艾司洛尔是一种β1选择性肾上腺素能受体阻滞剂,可被血液和肝脏酯酶迅速代谢。在一组12名健康男性中测定了艾司洛尔的β受体和血流动力学效应,并与口服和静脉注射普萘洛尔所诱导的效应进行了比较。在开始或改变艾司洛尔输注速率后的5分钟内,艾司洛尔能迅速有效地诱导至少90%的稳态β受体阻滞。更重要的是,当停止输注艾司洛尔后,在输注300微克/千克/分钟的艾司洛尔后18分钟时β受体阻滞完全消失,而在输注750微克/千克/分钟后750微克/千克/分钟时β受体阻滞减少了50%。相比之下,在停止普萘洛尔输注30分钟后,β受体阻滞水平没有变化。普萘洛尔在阻断异丙肾上腺素诱发的心动过速方面(剂量比为33.5±2.5)比即使是最高剂量(750微克/千克/分钟)的艾司洛尔(剂量比为13.1±1.0)更有效。
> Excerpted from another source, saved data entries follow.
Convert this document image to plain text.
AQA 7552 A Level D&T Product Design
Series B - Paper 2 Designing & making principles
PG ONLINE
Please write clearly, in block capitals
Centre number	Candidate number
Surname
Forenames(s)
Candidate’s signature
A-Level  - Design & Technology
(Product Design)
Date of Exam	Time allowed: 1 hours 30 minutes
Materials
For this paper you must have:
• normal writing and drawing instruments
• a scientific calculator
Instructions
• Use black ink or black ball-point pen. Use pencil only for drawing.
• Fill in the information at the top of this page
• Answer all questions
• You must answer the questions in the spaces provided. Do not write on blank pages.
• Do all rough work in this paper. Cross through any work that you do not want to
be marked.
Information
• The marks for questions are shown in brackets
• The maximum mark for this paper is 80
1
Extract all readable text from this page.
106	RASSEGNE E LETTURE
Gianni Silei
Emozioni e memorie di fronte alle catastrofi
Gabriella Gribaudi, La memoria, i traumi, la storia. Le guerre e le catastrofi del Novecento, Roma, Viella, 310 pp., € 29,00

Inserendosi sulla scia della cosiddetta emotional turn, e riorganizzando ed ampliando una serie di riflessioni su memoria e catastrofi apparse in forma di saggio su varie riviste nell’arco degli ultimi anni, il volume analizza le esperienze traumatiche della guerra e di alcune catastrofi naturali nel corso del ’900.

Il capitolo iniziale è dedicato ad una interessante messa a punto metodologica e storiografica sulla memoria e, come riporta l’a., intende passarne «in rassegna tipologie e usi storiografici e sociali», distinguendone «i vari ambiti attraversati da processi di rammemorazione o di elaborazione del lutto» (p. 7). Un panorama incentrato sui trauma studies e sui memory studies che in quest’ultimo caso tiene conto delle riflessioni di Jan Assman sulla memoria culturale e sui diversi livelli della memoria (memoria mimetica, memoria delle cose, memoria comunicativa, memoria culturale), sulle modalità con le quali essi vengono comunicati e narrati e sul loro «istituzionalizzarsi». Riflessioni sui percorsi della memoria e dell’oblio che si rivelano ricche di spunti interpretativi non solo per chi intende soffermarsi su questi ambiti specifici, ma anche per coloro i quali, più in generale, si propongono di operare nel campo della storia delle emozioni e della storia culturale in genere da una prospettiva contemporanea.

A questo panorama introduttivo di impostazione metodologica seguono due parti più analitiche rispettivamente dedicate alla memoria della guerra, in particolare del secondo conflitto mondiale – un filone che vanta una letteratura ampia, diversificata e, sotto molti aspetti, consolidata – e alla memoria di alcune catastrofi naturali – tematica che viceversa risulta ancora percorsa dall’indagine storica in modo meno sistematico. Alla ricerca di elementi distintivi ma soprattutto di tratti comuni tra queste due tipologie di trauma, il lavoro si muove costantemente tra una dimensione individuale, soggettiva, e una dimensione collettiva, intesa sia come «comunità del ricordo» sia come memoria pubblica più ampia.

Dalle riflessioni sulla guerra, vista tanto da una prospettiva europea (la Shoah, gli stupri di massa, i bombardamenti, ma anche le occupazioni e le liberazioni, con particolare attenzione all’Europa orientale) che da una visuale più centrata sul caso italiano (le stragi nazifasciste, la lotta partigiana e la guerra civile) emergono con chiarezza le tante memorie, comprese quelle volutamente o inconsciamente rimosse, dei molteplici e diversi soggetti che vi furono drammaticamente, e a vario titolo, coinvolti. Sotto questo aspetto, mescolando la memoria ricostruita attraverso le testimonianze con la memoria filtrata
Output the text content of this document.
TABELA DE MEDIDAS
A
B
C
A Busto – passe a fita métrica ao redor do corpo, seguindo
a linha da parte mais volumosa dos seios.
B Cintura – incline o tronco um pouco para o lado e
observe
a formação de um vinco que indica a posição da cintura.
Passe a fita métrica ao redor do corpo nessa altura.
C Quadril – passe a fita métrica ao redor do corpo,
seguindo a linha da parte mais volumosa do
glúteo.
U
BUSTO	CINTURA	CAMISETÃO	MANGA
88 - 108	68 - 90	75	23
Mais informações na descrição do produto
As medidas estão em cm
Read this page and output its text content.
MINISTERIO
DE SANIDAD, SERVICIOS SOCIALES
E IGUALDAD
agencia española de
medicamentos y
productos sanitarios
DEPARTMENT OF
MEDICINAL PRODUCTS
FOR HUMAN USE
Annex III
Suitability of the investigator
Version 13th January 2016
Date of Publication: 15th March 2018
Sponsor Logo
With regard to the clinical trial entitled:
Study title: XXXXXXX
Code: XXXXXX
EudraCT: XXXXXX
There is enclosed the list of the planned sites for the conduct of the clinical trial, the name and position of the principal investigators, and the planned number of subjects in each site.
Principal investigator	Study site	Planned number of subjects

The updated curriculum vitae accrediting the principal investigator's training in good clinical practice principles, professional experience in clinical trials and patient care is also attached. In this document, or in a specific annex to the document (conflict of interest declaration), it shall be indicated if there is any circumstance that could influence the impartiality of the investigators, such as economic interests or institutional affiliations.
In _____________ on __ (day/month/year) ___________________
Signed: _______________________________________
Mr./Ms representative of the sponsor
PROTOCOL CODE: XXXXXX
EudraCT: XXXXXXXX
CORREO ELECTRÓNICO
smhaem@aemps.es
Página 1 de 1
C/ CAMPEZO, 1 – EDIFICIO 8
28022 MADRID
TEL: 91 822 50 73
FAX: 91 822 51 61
相同剂量的静脉注射普萘洛尔与每8小时口服40毫克普萘洛尔大致等效(剂量比分别为33.5±2.5和34.5±3.6)。相比之下,每8小时口服40毫克普萘洛尔和300微克/千克/分钟的艾司洛尔在对抗运动诱发的心动过速方面等效(分别为40.1%±2.3%和42.7%±3.2%)。艾司洛尔有显著的降压作用。在输注750微克/千克/分钟的艾司洛尔期间,收缩压下降了20毫米汞柱。艾司洛尔似乎是一种强效的β1选择性肾上腺素能受体拮抗剂,具有特别强的降压作用。它可能在治疗血流动力学不稳定的患者中非常有用,并且可能在高血压的紧急治疗中有用。